1969: Jackson Mac Low : PFR-3 Poems


Jackson Mac Low is a poet who worked like a computer before computers, and after computers arrived began to use them to implement algorithmic methods he had already been doing by hand. From 1962-1968, he composed 22 Light Poems [2] without a computer. The poems are all combinatorial and loosely composed upon algorithmic method, sometimes he inserts his own phrases, sometimes he uses phrases from obscure sources (the back of a collage) as glue between algorithmically generated material. For 22 Light Poems Mac Low assembled 280 names of different kinds of light, sorted them into rows and columns and associated each column with a letter from his name or his wife’s name and a playing card. Then he shuffled the playing cards and whenever he needed or felt impelled to insert a light word selected a card.

Mac Low describes how he constructed each poem in an appendix to 22 Light Poems; the following couplet from the 22nd poem arises by using letters from the title to draw words from the chart of light words; where words did not exist random digits drew words from an old dictionary ‘lamp’ entry. It’s reference to artificial light can be seen as a perhaps unintentional analogy for the vacuum tube of early computers:

Can the light of a dark lantern cause
word division?

Not when artificial light
enforces complementary division. [Mac Low. p.70]

Mac Low’s compositional method therefore is a classic man-machine hybrid: algorithm and imagination, calculation and sensibility, chance and choice. Phrases and stories from his own process mingle with the output of constraint operations. Nested in between the arbitrary and the crafted, the poems carry with them a voice which far exceeds the poetic capacity of Jean A Baudot’s purely computationally created poems. The aesthetic advantage of taming and polishing the output of algorithms is clear.

In 1969 he [Jackson Mac Low] participated in the Art and Technology Program of the Los Angeles County Museum of Art: with the aid of a programmable film reader he composed the “PFR-3 Poems.” This interest has only strengthened in the last decade.) Indeed, 42 Merzgedichte In Memoriam Kurt Schwitters (1994) is a series of poems … recombined and transformed by computer programs.[1]

Mac Low evidently easily made the transition from analog to digital poetry.
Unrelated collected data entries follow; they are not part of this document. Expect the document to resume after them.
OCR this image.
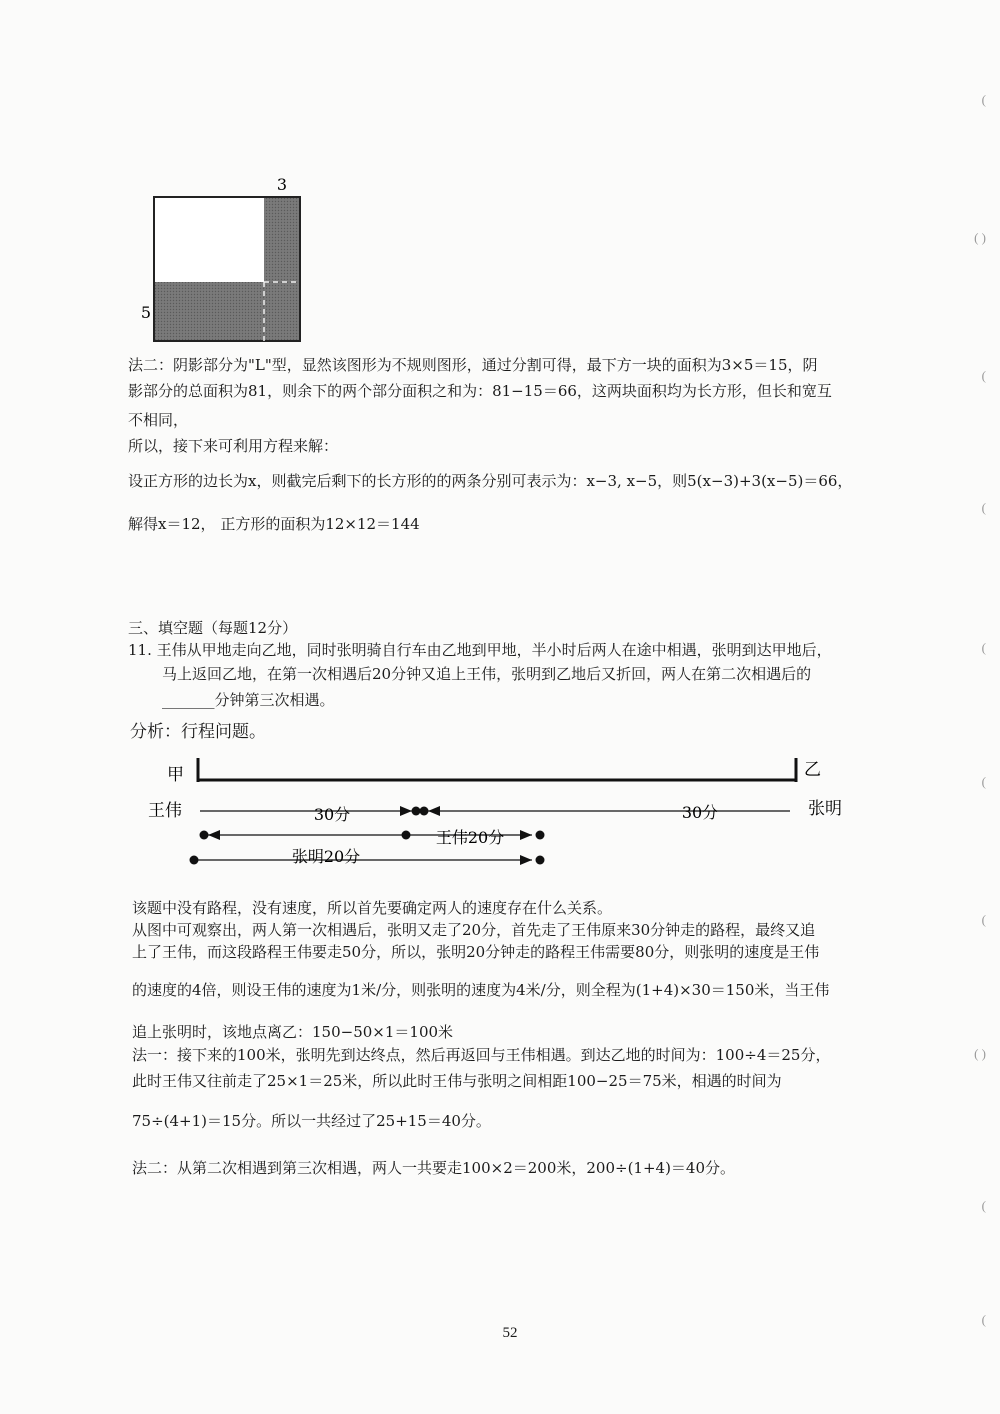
3
5
法二：阴影部分为"L"型，显然该图形为不规则图形，通过分割可得，最下方一块的面积为3×5＝15，阴
影部分的总面积为81，则余下的两个部分面积之和为：81−15＝66，这两块面积均为长方形，但长和宽互
不相同，
所以，接下来可利用方程来解：
设正方形的边长为x，则截完后剩下的长方形的的两条分别可表示为：x−3, x−5，则5(x−3)+3(x−5)＝66，
解得x＝12， 正方形的面积为12×12＝144
三、填空题（每题12分）
11. 王伟从甲地走向乙地，同时张明骑自行车由乙地到甲地，半小时后两人在途中相遇，张明到达甲地后，
马上返回乙地，在第一次相遇后20分钟又追上王伟，张明到乙地后又折回，两人在第二次相遇后的
_______分钟第三次相遇。
分析：行程问题。
甲	乙
王伟	30分	30分	张明
王伟20分
张明20分
该题中没有路程，没有速度，所以首先要确定两人的速度存在什么关系。
从图中可观察出，两人第一次相遇后，张明又走了20分，首先走了王伟原来30分钟走的路程，最终又追
上了王伟，而这段路程王伟要走50分，所以，张明20分钟走的路程王伟需要80分，则张明的速度是王伟
的速度的4倍，则设王伟的速度为1米/分，则张明的速度为4米/分，则全程为(1+4)×30＝150米，当王伟
追上张明时，该地点离乙：150−50×1＝100米
法一：接下来的100米，张明先到达终点，然后再返回与王伟相遇。到达乙地的时间为：100÷4＝25分，
此时王伟又往前走了25×1＝25米，所以此时王伟与张明之间相距100−25＝75米，相遇的时间为
75÷(4+1)＝15分。所以一共经过了25+15＝40分。
法二：从第二次相遇到第三次相遇，两人一共要走100×2＝200米，200÷(1+4)＝40分。
52
(
( )
(
(
(
(
(
( )
(
(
The use of chance operations and algorithms in his analog work predispose him to accepting the computer as an adjunct, facilitator, and tool to increase efficiency and expand the complexity of how combinatorial phrases are produced. By merging the strengths of the algorithmically-rapid integrated circuit with the symbolically resonant and affective human brain, Mac Low rides along the rich seam created by the merger of jolting unpredictable output of randomization and the sustained process-oriented pattern-perceiving knit of mind. Thematic consistency is ensured through authorial choice while the computer performs work of chance-choice. The author remains but the tools have changed.

Cited
1. Campbell, Bruce. “Dictionary of Literary Biography, Volume 193: American Poets Since World War II, Sixth Series. A Bruccoli Clark Layman Book. Edited by Joseph Conte, State University of New York, Buffalo. The Gale Group, 1998. pp. 193-202.” Available at: http://epc.buffalo.edu/authors/maclow/about/dlb.html [Accessed August 26, 2008]

2. Mac Low, Jackson. 1968. 22 Light Poems. Los Angeles: Black Sparrow Press.